Alberto Spelta grazie ai suoi lanci con 15 reti si laureò capocannoniere del torneo cadetto 1970-71. Fu quella l’ultima annata di Toro nel Modena, otto stagioni con una parentesi di qualche mese al Verona, per un totale di 154 presenze e 19 reti. Rientrò in Cile, lasciando un grande vuoto fra i tifosi che per anni ne hanno rimpianto le punizioni, il caracollare per il campo e le geniali aperture. Tornò a Modena nel 1976 per rimanervi sette anni, assumendo anche l’incarico di allenatore della Pavullese.

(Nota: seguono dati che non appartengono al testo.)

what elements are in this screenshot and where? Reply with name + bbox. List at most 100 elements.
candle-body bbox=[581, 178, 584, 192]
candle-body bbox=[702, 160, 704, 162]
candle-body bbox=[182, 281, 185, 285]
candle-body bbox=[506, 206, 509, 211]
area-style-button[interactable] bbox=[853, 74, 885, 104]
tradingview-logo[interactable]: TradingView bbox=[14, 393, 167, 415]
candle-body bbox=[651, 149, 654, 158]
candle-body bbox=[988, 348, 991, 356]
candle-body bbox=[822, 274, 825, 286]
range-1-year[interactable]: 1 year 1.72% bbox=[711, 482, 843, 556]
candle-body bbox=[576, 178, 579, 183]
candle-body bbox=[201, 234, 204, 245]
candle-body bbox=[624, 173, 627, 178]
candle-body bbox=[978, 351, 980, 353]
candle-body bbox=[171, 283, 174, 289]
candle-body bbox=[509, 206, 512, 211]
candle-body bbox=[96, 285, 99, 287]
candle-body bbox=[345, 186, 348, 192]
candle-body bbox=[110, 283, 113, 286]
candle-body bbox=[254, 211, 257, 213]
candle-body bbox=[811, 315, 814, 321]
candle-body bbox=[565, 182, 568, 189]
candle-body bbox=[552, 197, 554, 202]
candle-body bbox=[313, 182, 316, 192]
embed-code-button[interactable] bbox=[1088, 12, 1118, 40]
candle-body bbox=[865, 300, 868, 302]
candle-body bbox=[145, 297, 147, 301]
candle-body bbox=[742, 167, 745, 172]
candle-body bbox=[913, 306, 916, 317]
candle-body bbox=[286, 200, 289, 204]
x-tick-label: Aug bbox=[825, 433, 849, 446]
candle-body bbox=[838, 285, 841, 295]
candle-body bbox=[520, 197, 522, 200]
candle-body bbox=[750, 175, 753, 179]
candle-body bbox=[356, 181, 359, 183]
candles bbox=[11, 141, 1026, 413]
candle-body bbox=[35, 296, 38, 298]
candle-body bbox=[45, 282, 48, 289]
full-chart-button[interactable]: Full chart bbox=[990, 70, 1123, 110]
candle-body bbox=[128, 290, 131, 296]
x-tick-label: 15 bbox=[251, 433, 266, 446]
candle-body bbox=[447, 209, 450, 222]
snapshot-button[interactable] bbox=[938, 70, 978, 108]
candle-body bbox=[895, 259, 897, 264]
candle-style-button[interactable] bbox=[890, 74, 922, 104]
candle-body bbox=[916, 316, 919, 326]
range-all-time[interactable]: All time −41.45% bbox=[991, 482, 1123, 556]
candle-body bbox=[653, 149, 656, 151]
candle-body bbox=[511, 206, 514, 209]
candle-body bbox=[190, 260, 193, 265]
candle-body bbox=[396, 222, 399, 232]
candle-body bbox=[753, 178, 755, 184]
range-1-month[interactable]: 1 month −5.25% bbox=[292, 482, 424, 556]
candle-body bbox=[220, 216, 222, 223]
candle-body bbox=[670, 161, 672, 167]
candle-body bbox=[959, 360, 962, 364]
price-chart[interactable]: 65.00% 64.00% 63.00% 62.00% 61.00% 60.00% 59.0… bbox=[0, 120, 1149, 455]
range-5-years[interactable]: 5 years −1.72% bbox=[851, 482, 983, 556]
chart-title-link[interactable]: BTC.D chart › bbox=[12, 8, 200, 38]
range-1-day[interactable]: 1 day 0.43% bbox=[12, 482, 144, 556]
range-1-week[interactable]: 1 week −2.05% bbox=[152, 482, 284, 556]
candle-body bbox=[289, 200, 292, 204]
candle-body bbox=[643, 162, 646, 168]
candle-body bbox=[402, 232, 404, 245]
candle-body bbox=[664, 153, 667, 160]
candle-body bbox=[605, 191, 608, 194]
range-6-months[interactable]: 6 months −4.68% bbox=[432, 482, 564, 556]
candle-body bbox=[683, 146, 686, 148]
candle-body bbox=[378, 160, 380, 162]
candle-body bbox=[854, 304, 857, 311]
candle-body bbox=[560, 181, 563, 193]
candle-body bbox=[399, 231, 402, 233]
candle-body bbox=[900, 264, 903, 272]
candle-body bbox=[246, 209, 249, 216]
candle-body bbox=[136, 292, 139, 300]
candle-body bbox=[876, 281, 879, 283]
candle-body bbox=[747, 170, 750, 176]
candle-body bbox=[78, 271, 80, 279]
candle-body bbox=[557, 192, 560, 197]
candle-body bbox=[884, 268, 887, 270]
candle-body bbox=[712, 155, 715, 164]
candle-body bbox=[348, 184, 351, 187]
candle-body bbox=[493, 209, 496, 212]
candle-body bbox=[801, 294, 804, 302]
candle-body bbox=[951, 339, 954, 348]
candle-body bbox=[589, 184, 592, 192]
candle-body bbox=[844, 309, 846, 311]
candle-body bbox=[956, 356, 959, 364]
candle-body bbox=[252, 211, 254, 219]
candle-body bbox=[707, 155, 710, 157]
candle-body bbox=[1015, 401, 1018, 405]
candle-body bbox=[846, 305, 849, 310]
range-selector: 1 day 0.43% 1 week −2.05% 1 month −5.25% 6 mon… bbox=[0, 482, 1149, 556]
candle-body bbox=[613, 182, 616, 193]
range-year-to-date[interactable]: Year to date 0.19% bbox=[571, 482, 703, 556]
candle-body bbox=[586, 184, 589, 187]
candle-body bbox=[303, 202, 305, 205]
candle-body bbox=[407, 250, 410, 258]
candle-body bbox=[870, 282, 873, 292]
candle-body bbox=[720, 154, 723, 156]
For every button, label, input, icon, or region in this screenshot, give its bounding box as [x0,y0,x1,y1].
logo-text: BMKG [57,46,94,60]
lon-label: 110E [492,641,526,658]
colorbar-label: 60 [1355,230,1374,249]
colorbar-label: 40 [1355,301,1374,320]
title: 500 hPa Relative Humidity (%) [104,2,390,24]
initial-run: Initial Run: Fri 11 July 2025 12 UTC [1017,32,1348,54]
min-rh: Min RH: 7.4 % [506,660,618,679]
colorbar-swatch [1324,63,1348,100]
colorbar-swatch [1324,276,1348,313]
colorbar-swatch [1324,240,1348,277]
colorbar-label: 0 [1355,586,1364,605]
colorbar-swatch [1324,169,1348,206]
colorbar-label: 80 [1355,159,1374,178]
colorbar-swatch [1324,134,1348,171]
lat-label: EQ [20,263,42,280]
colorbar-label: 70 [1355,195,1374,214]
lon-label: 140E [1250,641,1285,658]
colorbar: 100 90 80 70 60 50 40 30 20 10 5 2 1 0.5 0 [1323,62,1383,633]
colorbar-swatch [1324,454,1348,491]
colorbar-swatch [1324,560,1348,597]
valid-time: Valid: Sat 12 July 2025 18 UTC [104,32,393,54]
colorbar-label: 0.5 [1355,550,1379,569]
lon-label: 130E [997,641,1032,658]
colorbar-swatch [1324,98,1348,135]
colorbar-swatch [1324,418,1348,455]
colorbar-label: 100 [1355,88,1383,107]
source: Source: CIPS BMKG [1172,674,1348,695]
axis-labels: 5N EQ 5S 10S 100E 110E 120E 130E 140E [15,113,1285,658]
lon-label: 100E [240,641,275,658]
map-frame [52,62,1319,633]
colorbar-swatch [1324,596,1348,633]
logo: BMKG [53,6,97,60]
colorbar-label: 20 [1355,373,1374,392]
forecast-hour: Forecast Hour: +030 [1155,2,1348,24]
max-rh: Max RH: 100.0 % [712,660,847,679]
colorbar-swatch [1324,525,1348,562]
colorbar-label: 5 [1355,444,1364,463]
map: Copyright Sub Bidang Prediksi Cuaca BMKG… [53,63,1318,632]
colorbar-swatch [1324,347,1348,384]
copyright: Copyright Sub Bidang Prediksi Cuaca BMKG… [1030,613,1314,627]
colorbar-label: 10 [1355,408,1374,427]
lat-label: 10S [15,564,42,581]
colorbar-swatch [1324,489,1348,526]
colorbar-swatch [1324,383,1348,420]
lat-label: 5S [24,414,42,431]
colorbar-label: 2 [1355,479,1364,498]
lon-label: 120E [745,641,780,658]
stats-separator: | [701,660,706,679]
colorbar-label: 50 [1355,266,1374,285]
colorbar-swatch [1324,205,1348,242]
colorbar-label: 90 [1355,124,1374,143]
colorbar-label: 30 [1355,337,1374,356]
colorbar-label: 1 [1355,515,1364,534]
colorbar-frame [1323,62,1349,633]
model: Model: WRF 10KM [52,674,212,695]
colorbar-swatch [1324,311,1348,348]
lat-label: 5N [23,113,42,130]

L’Italia e Modena gli erano rimasti nel cuore, insieme al rimpianto di non aver mai potuto allenare le giovanili gialloblù, come rivelò in un’intervista nel 2004. Toro, uno dei migliori calciatori cileni di sempre, con 29 presenze e 6 reti nella ’Roja’, due volte campione, nel 1960 con il Colo Colo e nel 1973 con l’Union Espanola, sofferente di leucemia fin dal 2010, è deceduto venerdì all’età di 85 anni a El Quisco, dove ha trascorso gli ultimi giorni con la famiglia.